Während du noch grübelst steht Rashid plötzlich neben dir. “Wie hast du das gemacht? Fliegendes Feuer? Nein, schwebendes Feuer?” Er scheint aus dem Höhleneingang heraus alles beobachtet zu haben. Freudig wendet er sich den Ponies zu. “Sia und Ria! Mit ihnen wir können in Berge sein in Nichts komma Null!! Und hier! Dörrfleisch, genug für Tage vier! Oh, du so gut gemacht! Du wirklich Schaman!” Er ist ganz außer Rand und Band. Begeistert schlägt er seine Zähne in einen der dunkelroten Streifen. Du musst gestehen, dass du froh bist nicht wieder den Brei essen zu müssen, wenngleich ein feines Curry dich mehr begeistern würde. Aber all zu lange wird es ja nun wohl nicht mehr dauern, bis du wieder aus einer Schüssel speisen und in einem Bett schlafen wirst, munterst du dich auf.
Rashid tänzelt währenddessen unentwegt um dich und die Ponies herum. Im Gegensatz zu gestern ist er wie ausgewechselt. “Wann du willst aufbrechen, Dsche?” fragt Rashid. “Und welches Ziel ich dich führen?”

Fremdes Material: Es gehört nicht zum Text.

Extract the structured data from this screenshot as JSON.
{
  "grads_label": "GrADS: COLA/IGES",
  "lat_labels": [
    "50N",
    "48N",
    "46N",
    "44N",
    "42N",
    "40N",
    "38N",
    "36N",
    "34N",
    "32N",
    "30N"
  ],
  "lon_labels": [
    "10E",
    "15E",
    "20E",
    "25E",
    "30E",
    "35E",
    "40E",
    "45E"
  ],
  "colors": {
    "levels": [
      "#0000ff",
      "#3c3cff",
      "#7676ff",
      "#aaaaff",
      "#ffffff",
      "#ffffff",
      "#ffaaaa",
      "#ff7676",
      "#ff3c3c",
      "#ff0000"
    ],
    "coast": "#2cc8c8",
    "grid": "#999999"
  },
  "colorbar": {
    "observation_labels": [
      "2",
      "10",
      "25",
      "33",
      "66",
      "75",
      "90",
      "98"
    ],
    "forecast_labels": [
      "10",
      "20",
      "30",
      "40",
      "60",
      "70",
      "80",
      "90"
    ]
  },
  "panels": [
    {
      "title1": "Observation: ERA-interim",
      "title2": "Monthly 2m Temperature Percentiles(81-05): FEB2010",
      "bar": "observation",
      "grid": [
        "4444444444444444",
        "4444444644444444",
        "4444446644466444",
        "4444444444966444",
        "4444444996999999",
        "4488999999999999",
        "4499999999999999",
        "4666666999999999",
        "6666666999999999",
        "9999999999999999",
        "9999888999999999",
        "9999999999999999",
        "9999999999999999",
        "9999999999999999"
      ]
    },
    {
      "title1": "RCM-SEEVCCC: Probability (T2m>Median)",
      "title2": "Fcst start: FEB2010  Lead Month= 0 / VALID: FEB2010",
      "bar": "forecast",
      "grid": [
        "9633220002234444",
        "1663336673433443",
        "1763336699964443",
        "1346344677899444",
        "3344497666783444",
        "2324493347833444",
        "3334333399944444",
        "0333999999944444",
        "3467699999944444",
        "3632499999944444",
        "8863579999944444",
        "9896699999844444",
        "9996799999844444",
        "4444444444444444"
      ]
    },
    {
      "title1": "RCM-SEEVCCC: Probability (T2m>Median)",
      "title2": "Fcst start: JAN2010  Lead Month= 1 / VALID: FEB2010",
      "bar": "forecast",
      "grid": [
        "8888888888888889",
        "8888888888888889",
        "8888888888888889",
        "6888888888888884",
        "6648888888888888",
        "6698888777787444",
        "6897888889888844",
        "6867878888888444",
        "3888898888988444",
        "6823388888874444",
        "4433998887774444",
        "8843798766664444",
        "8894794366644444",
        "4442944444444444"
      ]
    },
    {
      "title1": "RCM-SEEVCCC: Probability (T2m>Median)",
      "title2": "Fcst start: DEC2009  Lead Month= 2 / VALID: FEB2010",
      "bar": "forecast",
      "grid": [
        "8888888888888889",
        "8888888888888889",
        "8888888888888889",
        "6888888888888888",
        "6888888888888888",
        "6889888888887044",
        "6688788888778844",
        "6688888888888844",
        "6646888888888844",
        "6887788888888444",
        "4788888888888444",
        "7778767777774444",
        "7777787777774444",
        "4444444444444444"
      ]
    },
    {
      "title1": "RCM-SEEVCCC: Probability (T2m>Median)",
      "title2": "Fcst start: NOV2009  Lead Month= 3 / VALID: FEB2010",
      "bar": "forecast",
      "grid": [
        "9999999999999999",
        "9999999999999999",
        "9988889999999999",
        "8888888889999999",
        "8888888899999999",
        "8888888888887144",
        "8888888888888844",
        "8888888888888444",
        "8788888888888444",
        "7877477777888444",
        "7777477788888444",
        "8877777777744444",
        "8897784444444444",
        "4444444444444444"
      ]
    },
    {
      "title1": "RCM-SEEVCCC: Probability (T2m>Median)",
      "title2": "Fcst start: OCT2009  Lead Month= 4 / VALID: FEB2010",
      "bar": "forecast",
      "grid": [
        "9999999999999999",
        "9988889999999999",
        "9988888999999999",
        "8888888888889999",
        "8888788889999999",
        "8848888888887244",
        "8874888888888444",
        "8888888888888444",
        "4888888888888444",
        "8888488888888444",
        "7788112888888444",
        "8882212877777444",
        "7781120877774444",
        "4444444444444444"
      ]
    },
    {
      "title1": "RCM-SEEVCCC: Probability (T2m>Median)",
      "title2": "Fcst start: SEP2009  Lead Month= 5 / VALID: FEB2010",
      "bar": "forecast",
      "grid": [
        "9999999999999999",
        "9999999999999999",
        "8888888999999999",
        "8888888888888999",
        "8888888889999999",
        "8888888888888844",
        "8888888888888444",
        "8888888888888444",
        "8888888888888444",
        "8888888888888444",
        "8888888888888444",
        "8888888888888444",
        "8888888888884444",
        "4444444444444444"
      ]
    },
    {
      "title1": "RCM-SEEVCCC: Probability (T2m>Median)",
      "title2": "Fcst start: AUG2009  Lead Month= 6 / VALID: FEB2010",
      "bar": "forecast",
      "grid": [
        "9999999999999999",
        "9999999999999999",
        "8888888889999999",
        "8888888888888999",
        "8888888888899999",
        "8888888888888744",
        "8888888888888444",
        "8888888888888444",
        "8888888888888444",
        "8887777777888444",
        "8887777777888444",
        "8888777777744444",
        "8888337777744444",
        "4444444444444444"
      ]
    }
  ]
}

Vom Enthusiasmus meines jungen Begleiters beflügelt habe ich einen Entschluss gefasst: Ich bitte Rashid mich nach ElˋKaram zu führen. Vielleicht wartet Larissia dort auf mich. Wenn nicht, weiß ich dann zumindest mit Sicherheit dass sie bereits zum Turm der Hexe weiter gezogen sein muss.
Dadurch dass ich ja nun bereits eine ganze Weile mit der Karawane unterwegs war, glaube ich zu wissen, wann ein geeignete Zeitpunkt ist aufzubrechen:
„Ich denke wir nehmen noch eine Mütze voll Schlaf und machen uns dann in aller Frühe auf den Weg.“
Ich hoffe nicht zuletzt dass der Gepard während der Nacht wieder auftaucht.
Alles Weitere überlasse ich dem voller Tatendrang steckenden jungen Mann. Tatsächlich wird er besser um alles Bescheid wissen als ich und ich überlasse ihm sehr gern die Führung.
Dass mir meine kleine Scharade so gut gelungen ist und ich völlig unerwartet einen anderen Menschen so glücklich machen konnte beschwingt mich und ich schöpfe für den Fortgang meiner Reise neuen Mut. Es hat wohl so sein sollen, dass ich mich in diesen Palast der Schönheiten der Natur verirre. Diesen Gedanken festhaltend schlafe ich hoffentlich gut und tief ein.